病室の空気が、春の名残から初夏の匂いへと変わっていく。

「そろそろ行きましょうか。車、玄関前に回してあります」

「うん。……なんか、変な感じ」

「変な感じ、ですか?」

「たった数日なのに、ここにいるのが当たり前みたいになってて……でも、やっと――」

小さく息を吸い、琴葉は笑った。

「――やっと、そうちゃんのご飯が食べられる」

その言葉に、奏一の目元がやさしく緩む。

「それは私にとっても嬉しい言葉ですね」

「退院祝いに、いっぱい作ってね」

「もちろん。琴葉さんの食べたいものを作りましょう」

そう言いながら、奏一はふと考えるように目を伏せた。

「……ただ、その前に少し寄り道をしなければいけませんね」

「寄り道?」

「はい。
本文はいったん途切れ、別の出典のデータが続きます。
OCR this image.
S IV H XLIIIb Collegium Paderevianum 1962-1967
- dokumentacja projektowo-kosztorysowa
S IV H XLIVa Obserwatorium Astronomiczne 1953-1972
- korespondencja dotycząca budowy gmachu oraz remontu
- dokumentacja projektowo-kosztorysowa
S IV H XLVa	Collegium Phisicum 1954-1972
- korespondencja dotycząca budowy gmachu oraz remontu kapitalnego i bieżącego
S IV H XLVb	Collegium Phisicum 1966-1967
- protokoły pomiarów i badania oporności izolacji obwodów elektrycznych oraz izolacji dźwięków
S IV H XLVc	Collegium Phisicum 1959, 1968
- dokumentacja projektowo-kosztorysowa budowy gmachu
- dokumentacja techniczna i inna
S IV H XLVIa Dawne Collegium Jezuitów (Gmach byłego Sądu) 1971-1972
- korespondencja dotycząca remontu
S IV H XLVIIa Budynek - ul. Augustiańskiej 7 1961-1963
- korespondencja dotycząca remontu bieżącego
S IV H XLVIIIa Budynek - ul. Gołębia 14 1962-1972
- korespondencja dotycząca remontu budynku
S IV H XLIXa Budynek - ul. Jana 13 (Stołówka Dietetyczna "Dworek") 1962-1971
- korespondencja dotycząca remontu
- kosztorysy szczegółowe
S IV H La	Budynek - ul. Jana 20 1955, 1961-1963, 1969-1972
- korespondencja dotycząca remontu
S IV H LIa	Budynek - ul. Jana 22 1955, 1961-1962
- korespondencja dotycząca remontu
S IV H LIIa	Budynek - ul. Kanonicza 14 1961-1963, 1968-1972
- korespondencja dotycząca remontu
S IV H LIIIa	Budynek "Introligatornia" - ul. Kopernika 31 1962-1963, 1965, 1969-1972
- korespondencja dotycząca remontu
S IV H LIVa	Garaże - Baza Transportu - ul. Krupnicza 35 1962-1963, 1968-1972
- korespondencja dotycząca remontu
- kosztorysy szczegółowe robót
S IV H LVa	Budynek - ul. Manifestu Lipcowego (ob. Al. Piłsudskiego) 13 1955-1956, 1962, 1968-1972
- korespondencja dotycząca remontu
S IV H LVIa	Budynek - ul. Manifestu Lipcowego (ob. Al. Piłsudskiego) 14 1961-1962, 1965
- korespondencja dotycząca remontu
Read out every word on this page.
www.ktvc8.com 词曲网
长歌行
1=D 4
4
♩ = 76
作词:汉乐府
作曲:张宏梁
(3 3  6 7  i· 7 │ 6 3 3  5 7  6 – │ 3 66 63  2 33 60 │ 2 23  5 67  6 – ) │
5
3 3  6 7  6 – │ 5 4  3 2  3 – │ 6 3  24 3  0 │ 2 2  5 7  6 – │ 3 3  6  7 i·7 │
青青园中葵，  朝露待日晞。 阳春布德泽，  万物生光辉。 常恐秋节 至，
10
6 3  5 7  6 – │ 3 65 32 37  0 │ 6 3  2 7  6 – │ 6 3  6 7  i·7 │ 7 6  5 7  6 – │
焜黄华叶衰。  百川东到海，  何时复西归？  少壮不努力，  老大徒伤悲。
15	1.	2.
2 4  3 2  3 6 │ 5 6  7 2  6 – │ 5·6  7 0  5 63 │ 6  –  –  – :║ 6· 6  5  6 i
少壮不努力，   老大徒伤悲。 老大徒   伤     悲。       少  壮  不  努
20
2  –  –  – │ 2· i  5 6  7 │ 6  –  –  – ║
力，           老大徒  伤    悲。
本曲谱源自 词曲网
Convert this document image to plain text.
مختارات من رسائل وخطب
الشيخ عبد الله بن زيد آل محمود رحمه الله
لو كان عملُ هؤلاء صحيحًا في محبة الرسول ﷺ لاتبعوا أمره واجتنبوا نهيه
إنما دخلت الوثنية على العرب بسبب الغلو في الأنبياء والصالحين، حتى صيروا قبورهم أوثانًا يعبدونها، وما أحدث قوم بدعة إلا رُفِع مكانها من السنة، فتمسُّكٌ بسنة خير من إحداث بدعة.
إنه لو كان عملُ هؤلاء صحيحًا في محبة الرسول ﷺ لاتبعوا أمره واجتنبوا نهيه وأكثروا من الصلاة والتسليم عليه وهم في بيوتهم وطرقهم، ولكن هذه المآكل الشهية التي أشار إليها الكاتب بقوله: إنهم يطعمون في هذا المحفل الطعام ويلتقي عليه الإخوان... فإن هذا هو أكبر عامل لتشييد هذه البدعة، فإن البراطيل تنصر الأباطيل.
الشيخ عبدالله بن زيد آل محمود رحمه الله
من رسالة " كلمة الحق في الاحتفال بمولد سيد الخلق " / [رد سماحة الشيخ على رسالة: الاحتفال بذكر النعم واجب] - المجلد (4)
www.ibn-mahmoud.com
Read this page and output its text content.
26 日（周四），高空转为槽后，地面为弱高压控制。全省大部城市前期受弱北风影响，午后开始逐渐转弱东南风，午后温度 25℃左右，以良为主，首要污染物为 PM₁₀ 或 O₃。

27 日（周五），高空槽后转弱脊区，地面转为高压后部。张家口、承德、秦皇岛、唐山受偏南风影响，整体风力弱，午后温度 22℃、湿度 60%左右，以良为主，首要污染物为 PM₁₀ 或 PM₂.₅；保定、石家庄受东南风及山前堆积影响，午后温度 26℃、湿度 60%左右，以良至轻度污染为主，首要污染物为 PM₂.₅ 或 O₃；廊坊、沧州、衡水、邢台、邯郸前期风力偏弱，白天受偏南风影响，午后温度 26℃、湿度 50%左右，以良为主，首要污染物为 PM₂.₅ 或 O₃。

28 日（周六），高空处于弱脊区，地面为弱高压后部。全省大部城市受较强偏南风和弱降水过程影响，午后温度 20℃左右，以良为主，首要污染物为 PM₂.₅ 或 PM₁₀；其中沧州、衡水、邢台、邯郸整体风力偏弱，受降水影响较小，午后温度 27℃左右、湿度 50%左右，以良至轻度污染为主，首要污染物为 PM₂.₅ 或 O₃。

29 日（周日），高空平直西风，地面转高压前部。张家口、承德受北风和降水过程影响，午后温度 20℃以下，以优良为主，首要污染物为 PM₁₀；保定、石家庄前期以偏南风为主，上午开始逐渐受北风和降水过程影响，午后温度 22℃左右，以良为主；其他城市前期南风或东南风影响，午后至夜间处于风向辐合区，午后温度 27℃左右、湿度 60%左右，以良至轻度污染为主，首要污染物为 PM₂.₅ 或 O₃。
冷蔵庫が空なんです。
あなたが入院してから、私も家に帰っていませんから」

「え……家に帰ってないの?」

驚く琴葉に、奏一は穏やかに頷く。

「空いている当直室で休んでいました。
着替えも置いてありますし、不自由はありません」

「でも……そんなの、そうちゃんが疲れちゃうよ」

「琴葉さんが病院にいるのに、私だけ家に帰る理由はありませんので」

まるで当たり前のことだと言うように、淡々とした口調。
けれどその表情は、どこか満たされている。

琴葉は一瞬言葉を失い、やがて小さく息を吐いた。

「……ほんと、そうちゃんってずるい」

「ずるい、ですか?」

「うん。
そんな顔で、そんなこと言われたら……怒れなくなる」

苦笑まじりに言うと、奏一の唇がかすかに緩む。

「怒られなくてよかったです」

「もう……」

呆れたように笑いながら、胸の奥があたたかくなる。
奏一は本当に、どこまでも自分を想ってくれる。

「……じゃあ、帰る前にスーパーだね」

「ええ。あなたの“食べたいものリスト”、楽しみにしていますよ」

「うん!」

指先を重ねたまま、2人は並んで歩き出す。
消毒液の匂いが薄れていく廊下の先、自動ドアの向こうには、まぶしい初夏の光が広がっていた。

隣を歩く奏一の手が、そっと琴葉の手を包み込む。

――すれ違いの先で、ようやく“隣にいる”という温もりを知った。